# Should a character encoding that can't actually be used by a compiler/interpreter be allowed?

Suppose you are answering a code-golf challenge in a language whose interpreter can only use UTF-8. Say you have a program that uses some code points in the range 128-255, but not higher. Would it then be permissible to encode your answer in Latin-1 or some other single-byte encoding?

I would argue that only encodings directly usable with the language interpreter should be allowed. Otherwise, one could compress any answer and then claim that it uses a zip encoding.

This question is motivated mainly by answers that use an APL code page. I suspect that not all modern APL interpreters are capable of executing source that uses this encoding (but maybe I'm wrong).

• Which compiler/interpreter? It's not fair if all APL interpreters have to support the encoding being used. – Calvin's Hobbies Oct 22 '15 at 2:31
• I would be amazed if there was an APL interpreter that didn't support the APL code page because then what's the point? – Alex A. Oct 22 '15 at 2:33
• @AlexA. The APL codepage was created eons ago to be used on IBM mainframes. The technology may have moved on by now. – feersum Oct 22 '15 at 2:35
• I think this question falls under meta.codegolf.stackexchange.com/q/5878/20469. – Alex A. Oct 22 '15 at 2:36
• @Calvin'sHobbies The various APL flavors are all mutually incompatible, so most programs only work on one of them. – feersum Oct 22 '15 at 2:37
• @AlexA. But none of the answers to that question address the point I'm bringing up here. – feersum Oct 22 '15 at 2:38
• @feersum what about MartinBüttner's comment on that question itself? – Dan Henderson Oct 22 '15 at 6:58
• Once I checked the APL code page in Wikipedia and didn't find some important characters like ⍪. But I'm not sure whether it is the code page being used in modern APL. – jimmy23013 Oct 22 '15 at 9:41
• @DanHenderson This one? I don't see how it's relevant. – feersum Oct 22 '15 at 11:36
• Either way, the problem is trivial to fix.

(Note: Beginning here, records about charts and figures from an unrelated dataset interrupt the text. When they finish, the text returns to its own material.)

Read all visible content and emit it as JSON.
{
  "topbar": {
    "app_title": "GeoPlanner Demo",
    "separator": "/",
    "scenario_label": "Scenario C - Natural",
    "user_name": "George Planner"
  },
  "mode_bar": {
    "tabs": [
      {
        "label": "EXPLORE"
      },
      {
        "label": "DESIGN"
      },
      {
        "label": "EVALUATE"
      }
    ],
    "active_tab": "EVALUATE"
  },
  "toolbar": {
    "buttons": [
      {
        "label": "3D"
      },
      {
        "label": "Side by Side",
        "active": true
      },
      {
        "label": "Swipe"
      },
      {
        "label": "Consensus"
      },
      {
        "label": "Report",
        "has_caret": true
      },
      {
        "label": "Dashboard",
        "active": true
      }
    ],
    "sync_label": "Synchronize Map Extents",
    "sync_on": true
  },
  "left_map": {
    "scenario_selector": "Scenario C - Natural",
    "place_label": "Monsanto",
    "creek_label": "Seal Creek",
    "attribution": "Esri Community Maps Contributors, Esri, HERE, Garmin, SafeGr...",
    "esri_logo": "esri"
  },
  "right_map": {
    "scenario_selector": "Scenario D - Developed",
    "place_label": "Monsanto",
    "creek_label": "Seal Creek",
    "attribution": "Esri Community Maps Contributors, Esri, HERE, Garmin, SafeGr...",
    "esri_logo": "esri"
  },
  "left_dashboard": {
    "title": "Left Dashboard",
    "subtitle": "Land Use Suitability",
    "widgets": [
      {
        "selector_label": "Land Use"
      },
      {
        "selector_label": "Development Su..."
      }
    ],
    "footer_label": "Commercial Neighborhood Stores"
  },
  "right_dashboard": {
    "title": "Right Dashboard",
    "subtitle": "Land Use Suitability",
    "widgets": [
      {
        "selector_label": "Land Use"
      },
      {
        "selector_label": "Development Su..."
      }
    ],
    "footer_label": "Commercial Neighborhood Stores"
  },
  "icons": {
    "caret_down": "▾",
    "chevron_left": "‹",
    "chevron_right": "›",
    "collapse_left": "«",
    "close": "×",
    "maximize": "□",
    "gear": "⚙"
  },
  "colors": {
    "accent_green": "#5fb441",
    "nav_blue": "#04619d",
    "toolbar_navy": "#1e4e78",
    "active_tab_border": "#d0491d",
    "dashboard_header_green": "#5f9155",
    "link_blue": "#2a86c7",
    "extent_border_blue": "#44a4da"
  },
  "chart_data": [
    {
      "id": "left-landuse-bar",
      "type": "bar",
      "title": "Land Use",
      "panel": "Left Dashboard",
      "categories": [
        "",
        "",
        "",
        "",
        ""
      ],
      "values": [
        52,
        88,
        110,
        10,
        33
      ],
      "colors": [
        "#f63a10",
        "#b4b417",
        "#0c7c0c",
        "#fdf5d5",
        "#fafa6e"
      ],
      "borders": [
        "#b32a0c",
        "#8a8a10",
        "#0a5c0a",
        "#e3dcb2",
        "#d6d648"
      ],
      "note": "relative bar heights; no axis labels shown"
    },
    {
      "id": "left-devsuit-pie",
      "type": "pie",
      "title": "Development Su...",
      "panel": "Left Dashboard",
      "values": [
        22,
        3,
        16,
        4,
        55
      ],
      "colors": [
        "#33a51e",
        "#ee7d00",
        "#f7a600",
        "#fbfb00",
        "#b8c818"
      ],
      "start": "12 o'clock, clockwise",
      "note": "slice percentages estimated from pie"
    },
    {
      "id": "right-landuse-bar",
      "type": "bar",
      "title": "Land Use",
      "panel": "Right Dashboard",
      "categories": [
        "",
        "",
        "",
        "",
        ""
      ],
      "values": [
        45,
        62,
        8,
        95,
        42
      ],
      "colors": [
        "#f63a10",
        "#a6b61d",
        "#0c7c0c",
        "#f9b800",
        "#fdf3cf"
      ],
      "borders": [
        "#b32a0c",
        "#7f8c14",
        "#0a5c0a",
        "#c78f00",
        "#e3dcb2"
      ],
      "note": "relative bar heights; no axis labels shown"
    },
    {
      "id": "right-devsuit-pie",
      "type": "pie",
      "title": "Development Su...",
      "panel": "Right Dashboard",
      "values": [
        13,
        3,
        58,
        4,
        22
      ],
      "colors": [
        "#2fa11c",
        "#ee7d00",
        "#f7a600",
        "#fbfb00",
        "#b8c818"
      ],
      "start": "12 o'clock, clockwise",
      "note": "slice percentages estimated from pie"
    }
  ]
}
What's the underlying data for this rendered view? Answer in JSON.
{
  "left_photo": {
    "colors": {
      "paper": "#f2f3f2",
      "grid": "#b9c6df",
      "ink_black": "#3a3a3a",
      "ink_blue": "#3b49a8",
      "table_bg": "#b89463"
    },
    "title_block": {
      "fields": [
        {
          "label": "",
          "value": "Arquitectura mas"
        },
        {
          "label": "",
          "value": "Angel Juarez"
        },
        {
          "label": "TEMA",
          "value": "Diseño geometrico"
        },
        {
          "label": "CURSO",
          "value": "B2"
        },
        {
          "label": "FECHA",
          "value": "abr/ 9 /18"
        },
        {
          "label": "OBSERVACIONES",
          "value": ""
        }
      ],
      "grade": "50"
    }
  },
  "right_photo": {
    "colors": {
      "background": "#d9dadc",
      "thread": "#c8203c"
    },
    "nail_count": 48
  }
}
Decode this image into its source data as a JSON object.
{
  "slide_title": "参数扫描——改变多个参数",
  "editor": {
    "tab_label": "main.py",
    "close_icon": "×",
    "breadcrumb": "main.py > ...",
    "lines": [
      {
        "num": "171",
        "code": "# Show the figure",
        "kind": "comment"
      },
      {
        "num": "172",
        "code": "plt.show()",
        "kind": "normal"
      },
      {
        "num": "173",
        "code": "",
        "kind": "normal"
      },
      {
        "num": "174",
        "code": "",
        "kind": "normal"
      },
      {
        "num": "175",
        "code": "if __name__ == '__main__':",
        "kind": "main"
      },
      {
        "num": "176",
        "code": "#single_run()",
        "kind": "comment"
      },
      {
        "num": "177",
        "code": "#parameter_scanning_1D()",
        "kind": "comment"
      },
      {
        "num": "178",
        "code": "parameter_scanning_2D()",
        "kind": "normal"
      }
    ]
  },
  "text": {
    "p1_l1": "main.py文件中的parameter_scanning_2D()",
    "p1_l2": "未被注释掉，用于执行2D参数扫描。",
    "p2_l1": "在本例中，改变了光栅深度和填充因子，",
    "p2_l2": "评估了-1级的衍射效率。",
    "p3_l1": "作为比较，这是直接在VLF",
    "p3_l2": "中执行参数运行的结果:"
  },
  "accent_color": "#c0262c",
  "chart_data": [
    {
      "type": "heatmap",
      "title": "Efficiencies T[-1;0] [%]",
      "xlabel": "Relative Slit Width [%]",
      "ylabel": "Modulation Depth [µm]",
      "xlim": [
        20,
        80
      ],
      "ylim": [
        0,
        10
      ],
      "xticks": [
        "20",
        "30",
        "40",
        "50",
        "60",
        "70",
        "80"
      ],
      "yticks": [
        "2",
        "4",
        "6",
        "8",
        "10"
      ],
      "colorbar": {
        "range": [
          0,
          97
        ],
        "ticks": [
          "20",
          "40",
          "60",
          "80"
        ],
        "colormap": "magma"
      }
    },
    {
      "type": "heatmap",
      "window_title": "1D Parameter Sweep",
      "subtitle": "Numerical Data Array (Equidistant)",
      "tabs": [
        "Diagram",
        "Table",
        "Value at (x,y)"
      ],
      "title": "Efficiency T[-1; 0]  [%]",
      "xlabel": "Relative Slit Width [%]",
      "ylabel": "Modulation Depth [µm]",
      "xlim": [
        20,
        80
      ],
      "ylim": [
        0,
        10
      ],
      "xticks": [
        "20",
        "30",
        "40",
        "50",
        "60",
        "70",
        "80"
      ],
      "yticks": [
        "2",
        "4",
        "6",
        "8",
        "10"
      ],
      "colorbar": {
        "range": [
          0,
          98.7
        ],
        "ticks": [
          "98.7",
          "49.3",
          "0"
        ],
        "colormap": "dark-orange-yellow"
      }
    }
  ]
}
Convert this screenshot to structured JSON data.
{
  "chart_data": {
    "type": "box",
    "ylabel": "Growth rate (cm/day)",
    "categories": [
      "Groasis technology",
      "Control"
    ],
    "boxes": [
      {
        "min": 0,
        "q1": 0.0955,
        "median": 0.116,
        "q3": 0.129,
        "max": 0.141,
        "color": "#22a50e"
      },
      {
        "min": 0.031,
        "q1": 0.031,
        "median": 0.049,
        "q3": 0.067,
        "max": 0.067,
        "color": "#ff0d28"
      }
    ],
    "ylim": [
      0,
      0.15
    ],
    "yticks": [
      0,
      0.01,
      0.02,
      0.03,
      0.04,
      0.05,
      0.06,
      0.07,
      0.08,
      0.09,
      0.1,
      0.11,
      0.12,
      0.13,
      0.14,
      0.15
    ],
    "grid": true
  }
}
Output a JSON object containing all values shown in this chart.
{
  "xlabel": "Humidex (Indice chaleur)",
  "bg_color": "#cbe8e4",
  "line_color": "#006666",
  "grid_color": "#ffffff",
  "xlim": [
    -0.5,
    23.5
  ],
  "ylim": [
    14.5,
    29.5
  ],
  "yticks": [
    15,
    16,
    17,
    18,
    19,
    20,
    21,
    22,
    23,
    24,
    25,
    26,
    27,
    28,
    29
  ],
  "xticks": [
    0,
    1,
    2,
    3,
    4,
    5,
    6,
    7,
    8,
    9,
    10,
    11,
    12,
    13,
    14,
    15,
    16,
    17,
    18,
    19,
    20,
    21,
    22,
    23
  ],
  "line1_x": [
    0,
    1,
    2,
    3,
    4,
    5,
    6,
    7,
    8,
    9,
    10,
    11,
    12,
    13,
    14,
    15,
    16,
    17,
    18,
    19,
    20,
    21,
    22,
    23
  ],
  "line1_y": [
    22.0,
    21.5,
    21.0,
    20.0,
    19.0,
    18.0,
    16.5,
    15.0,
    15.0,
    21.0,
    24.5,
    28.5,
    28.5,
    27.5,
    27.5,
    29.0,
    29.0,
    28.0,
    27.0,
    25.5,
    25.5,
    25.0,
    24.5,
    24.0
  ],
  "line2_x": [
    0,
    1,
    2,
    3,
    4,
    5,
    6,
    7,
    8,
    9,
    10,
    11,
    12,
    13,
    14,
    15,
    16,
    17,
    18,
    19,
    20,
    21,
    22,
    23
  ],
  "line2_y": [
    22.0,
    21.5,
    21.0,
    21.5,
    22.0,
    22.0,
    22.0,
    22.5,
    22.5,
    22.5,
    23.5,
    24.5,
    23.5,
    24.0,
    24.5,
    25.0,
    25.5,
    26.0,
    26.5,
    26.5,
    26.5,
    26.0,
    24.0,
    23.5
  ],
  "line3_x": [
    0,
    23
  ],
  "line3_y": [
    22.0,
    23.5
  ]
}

Someone writes a program that converts from the legacy APL encoding to the Unicode APL characters and feeds the code to a "real" interpreter-- then an interpreter exists. – lirtosiast Oct 24 '15 at 4:01
• @jimmy23013 See here. – Adám Jun 21 '16 at 22:12

In effect, the new language is a combination of recode (with the right arguments) and the original language.